Psychiatrists reported working in a team as a strength of this model. Success in team-based medical care hinges on effective communication among team members (
10), consistent with our results indicating that team members engaged in frequent scheduled and “as needed” communication. The importance of communication was reiterated in the advice psychiatrists provided, noting “availability [and] clear concise communication” are essential.

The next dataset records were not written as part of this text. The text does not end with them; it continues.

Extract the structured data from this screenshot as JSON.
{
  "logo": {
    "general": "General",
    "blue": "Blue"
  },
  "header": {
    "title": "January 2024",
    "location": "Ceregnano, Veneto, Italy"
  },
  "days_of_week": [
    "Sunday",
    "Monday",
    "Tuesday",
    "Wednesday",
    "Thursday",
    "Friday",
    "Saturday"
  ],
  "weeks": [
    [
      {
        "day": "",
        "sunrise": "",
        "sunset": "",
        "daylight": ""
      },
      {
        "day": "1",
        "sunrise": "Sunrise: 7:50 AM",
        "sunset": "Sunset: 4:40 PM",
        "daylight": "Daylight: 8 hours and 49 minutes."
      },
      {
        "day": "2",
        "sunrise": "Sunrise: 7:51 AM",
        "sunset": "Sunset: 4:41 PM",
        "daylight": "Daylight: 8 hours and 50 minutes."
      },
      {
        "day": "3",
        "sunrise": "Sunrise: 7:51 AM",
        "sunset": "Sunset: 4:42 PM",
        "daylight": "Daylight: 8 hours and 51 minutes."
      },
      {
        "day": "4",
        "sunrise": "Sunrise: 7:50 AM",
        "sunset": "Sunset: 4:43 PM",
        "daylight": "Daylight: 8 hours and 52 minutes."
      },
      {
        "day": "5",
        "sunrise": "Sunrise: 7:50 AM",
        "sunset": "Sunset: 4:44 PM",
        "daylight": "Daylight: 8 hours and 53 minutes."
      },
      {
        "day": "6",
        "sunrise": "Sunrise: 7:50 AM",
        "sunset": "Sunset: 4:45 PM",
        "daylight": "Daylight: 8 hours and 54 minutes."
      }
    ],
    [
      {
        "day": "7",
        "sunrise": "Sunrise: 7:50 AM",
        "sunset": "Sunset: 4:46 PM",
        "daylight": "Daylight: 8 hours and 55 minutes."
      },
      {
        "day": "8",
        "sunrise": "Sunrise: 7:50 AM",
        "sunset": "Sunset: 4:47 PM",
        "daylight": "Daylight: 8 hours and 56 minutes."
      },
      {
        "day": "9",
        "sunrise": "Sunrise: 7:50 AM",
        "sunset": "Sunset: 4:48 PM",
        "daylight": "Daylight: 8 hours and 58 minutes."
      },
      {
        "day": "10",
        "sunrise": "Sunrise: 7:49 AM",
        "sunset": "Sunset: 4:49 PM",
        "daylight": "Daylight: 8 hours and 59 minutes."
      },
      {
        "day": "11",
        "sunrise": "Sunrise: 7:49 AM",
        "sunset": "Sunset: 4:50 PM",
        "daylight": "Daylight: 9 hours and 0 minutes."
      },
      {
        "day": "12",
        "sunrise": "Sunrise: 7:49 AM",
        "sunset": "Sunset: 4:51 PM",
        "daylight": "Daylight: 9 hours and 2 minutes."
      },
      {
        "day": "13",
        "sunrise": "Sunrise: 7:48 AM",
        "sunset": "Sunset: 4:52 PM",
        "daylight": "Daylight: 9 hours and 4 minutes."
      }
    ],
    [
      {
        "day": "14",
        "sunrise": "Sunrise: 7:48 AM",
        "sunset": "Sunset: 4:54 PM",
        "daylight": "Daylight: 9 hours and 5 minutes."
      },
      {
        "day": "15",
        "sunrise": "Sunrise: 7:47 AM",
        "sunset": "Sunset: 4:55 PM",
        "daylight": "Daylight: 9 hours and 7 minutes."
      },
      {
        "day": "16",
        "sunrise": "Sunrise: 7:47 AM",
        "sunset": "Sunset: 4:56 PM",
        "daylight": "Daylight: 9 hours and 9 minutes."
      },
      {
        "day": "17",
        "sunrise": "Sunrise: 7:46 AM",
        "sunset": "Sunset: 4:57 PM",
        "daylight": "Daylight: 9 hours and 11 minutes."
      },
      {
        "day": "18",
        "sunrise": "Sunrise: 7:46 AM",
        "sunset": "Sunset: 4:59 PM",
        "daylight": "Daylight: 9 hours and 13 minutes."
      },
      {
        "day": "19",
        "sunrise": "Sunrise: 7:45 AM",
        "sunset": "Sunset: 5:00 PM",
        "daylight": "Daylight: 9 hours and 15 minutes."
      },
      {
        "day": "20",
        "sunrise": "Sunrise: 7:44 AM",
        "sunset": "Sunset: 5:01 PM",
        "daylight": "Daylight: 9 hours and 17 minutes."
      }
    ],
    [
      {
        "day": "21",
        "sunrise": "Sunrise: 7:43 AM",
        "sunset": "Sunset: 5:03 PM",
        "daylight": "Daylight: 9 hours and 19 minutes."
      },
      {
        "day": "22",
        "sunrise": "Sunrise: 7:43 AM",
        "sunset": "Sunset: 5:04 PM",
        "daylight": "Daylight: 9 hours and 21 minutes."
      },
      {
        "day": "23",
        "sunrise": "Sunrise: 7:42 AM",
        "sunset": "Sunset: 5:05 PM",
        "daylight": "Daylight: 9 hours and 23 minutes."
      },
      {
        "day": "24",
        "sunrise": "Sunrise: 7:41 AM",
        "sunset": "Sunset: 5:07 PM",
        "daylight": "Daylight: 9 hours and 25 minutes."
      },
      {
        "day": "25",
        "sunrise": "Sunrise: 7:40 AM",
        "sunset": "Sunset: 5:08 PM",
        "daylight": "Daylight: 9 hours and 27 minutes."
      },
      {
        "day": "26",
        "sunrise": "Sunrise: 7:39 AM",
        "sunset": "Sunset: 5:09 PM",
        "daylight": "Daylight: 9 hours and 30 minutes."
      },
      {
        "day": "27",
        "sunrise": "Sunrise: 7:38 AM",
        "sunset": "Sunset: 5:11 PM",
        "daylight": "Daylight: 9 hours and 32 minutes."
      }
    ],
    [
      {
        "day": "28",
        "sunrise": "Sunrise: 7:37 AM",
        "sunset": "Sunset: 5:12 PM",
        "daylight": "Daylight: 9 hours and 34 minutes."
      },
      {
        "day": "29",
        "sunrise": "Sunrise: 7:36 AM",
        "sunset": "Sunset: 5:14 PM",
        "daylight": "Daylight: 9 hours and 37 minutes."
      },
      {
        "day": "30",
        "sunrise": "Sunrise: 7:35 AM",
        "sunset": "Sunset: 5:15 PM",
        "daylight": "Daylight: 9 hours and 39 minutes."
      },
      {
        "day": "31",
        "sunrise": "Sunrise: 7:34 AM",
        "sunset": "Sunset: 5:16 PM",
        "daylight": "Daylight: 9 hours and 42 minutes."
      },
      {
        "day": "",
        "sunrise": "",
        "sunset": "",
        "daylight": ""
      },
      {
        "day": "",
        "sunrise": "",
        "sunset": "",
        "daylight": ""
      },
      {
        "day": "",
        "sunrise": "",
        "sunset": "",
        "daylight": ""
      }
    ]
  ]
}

Our results suggest the potential for a broad scope of practice for psychiatrists in integrated care. For example, most psychiatrists reported that they were asked to address substance use disorders. Previous studies have also highlighted the need to address co-occurring substance use disorders among patients in primary care (
11). Our finding that respondents were also providing consultation regarding treatment strategies, such as managing general medical comorbidities and monitoring modifiable risk factors, suggested that integrated care has the potential to improve comprehensive health care for patients with mental illness. This is particularly important in populations with severe mental illness with comorbid general medical and behavioral health problems, who die approximately 20 to 30 years earlier than the general population (
12).
There were some limitations to the data collected. The survey method using a convenience sample may introduce selection bias. Findings were based on self-reports from participating psychiatrists and did not include objective measures of the activities of the participating psychiatrists. In addition, because the survey was openly available online, the number of possible respondents and response rate are unknown.